Una imagen del especial de Netflix “Louis CK: Ridiculous”
Netflix, 2026
Vivimos en una época en la que demasiada gente se centra en trolear a sus oponentes. Lo que solía ser una forma molesta de matar el tiempo en las redes sociales se ha convertido en una forma socialmente aceptable de afrontar las críticas.
Esto es especialmente cierto cuando se trata de un subconjunto especial de comediantes. Publican material racista, cruel o malicioso de cualquier otro modo. Luego, cuando se enfrentaron a los críticos, empezaron a acusar a sus críticos de no entender la comedia. En una actuación posterior, hacen una broma que hace referencia a las críticas a su material, seguida de sonrisas engreídas cuando la broma un poco menos malvada provoca la risa del público.

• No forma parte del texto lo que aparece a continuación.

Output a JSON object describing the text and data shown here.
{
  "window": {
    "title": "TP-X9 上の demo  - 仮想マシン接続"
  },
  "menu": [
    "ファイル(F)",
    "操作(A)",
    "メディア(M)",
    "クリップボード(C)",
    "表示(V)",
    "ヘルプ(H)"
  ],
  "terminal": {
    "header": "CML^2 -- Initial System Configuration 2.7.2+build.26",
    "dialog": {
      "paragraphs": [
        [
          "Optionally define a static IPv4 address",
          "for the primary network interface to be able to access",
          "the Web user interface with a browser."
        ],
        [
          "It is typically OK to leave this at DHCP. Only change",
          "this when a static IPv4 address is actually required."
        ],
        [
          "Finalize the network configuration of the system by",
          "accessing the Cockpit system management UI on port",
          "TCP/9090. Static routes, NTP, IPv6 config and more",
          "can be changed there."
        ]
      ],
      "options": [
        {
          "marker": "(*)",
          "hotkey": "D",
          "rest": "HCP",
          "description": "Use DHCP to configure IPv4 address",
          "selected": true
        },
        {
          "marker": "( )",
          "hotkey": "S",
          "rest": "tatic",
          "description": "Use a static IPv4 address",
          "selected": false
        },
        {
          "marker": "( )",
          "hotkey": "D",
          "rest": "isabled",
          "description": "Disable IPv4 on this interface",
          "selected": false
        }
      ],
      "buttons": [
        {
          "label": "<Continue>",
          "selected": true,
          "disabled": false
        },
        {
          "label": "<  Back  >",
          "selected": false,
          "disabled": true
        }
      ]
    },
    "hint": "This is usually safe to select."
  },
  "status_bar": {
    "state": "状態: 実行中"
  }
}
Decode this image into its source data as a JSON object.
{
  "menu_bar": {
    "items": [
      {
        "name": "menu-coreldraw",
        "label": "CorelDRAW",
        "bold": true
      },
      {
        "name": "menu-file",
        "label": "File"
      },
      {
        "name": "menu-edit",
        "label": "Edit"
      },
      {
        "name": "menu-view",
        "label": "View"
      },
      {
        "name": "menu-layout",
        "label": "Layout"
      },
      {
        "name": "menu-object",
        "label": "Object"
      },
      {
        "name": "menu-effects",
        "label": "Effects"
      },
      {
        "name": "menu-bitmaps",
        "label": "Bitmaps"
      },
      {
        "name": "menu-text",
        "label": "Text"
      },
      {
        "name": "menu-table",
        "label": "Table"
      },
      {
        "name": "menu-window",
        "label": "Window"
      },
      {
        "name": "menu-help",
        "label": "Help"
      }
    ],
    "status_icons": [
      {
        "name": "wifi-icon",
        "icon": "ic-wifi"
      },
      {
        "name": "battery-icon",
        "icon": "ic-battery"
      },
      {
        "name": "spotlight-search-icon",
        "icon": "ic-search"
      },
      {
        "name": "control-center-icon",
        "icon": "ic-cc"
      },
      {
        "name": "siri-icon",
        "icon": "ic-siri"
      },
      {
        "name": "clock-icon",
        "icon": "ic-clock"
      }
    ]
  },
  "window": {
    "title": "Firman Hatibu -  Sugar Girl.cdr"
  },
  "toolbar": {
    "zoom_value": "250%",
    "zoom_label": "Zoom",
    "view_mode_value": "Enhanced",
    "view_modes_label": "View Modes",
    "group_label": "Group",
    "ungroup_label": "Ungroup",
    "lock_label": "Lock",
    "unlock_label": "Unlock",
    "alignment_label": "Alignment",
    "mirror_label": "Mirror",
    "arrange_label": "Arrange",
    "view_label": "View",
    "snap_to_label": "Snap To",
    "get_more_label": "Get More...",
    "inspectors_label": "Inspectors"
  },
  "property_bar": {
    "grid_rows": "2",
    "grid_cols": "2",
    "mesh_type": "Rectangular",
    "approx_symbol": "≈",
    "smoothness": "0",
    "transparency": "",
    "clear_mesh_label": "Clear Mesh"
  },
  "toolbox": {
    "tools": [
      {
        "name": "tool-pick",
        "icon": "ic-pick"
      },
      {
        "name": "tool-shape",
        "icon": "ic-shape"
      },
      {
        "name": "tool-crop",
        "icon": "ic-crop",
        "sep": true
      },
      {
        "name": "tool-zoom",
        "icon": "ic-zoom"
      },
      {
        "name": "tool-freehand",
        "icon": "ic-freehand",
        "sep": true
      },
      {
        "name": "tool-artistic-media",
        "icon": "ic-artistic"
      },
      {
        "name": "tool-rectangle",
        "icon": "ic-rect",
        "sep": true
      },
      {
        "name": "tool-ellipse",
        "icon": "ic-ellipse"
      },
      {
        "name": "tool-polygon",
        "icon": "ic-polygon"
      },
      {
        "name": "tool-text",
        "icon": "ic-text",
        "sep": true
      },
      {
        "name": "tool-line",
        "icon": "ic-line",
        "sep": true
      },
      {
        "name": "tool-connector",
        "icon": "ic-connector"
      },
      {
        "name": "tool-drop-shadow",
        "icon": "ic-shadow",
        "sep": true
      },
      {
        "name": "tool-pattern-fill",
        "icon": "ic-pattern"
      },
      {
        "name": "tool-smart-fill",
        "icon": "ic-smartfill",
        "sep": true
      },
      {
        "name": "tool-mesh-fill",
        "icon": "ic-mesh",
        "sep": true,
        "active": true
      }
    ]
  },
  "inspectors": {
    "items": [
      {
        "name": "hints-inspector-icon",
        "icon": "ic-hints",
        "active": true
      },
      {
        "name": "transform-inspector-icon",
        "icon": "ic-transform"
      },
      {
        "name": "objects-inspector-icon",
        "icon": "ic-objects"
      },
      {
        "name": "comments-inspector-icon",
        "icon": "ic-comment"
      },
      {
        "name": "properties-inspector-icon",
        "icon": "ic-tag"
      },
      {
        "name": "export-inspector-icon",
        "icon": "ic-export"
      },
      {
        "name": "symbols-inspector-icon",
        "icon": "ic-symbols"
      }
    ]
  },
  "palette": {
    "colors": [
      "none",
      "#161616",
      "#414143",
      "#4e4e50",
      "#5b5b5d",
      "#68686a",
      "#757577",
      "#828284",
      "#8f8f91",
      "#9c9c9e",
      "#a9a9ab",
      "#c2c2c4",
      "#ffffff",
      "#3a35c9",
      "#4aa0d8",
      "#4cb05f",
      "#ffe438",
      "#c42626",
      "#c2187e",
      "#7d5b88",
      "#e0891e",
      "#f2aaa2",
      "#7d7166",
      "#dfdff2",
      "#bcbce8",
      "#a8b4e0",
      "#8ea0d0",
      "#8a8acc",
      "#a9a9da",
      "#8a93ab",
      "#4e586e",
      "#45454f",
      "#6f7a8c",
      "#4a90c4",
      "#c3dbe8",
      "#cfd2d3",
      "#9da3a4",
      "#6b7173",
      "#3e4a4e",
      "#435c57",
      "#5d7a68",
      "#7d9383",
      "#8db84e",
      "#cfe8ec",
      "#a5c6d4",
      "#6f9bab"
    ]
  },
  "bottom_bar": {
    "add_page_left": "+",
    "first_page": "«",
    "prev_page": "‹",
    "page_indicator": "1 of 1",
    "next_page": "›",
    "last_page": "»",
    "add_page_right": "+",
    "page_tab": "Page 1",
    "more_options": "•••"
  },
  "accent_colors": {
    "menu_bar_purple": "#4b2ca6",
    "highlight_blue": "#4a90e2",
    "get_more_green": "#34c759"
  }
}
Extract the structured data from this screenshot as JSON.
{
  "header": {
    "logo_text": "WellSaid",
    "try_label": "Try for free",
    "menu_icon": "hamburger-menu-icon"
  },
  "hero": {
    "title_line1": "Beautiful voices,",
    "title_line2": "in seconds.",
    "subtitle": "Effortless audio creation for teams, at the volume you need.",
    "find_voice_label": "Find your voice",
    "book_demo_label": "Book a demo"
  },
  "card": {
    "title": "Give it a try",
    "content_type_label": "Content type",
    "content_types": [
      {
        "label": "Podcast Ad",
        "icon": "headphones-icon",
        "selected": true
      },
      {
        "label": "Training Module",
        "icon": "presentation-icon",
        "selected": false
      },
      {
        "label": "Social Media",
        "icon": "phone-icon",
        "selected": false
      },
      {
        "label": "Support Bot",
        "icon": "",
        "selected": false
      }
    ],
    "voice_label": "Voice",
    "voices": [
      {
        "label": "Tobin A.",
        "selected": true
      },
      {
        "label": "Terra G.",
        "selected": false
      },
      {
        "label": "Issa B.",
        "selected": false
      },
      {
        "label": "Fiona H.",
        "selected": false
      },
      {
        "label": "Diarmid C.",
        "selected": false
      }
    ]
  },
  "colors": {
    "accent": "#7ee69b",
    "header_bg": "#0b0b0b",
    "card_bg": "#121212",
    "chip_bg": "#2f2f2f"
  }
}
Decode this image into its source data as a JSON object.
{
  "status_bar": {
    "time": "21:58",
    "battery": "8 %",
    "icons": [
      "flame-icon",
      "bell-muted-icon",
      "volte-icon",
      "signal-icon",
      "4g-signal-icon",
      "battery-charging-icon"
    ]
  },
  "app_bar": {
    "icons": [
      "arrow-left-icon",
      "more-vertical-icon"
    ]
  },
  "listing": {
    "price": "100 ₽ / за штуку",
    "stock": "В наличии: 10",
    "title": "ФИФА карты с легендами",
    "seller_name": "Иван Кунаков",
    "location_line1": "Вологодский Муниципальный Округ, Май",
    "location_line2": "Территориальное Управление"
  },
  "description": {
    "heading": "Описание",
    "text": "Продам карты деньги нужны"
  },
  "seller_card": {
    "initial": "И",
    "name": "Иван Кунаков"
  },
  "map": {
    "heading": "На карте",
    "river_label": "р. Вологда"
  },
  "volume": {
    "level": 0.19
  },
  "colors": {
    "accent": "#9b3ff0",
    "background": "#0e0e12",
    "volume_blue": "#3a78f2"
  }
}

En un mundo mejor. La carrera de Louis CK habrá terminado. O al menos, pasará la mayor parte de sus días actuando en eventos nocturnos en una serie de solitarios clubes de monólogos de Mongolia.
En cambio, regresa a Netflix con un nuevo especial de comedia, que de alguna manera logra ser cansado y arrogante.
Para refrescar la memoria, un artículo del New York Times de 2017 detalló los relatos de cinco mujeres que afirmaron que el comediante les pidió verlo a solas o las obligó a hacerlo. Después de la publicación de este artículo, otras mujeres presentaron variaciones de la misma historia, muchas de las cuales fueron confirmadas por otras personas.
Ha habido rumores sobre este comportamiento durante años, pero no fue hasta un artículo del New York Times que el comediante abordó el tema. Emitió una declaración reconociendo el comportamiento, aunque en realidad no se disculpó sinceramente.
La historia terminó costándole a Louis CK un trato con FX, perdió algunas fechas de conciertos y su contrato de stand-up con Netflix.
Pero la llamada “cancelación” no duró mucho. A los pocos años volvió a hacer shows en vivo y lanzar especiales de stand-up en su propio sello. Y en su nuevo acto, no expresó precisamente arrepentimiento por su comportamiento, explicando al público que era muy bueno complaciéndose a sí mismo. Y siempre que alguien es bueno en algo, sólo quiere mostrárselo a los demás.
Menciono toda su historia de fondo porque explica mucho sobre las horas de comedia que provocan vergüenza. Louis CK: ridículo. La serie comienza con algunos “chistes” sobre el SIDA, y lo que sigue es una serie de fragmentos más espeluznantes que creo sorprenderán a sus críticos.
Pero lo que me queda, después de verlo hacer chistes sobre todo, desde ser un pedófilo hasta tener relaciones sexuales con su padre, es que simplemente siento pena por él.
Se nota que quiere que el material sea impactante y se ríe cada vez que uno de los remates más groseros se ríe. Pero es como ver una película porno de Martin Scorsese. Creo que se harán bien. Pero aun así sería un giro triste en su carrera.
Louis CK puede ser un comediante muy talentoso. Pero todavía no ha podido asumir toda la responsabilidad de sus actos y esa decisión ha envenenado cada rincón de su comedia.
Algunos de sus fans se preguntarán: “¿Por qué debería seguir siendo castigado por algo que pasó hace años? ¿Por qué no puede volver a Netflix y tener una carrera normal otra vez?”.
Mi respuesta es bastante simple. Si te despiden de McDonald’s por complacerte repetidamente mientras trabajas en la ventanilla de autoservicio, no puedes esperar unos años y esperar que te inviten a la Universidad McDonald’s. Especialmente si su explicación de su comportamiento es: “Oye, si no quieren verlo, no saldrán por la ventana”.
En cierto nivel, creo que Louie CK lo sabe. Y esa autoconciencia se manifiesta haciéndole olvidar las cosas que lo hacían gracioso en primer lugar.
Louie CK: Es broma. es un stand-up especial profundamente ordinario realizado por alguien que ha mostrado suficiente humildad y remordimiento para merecer otra oportunidad.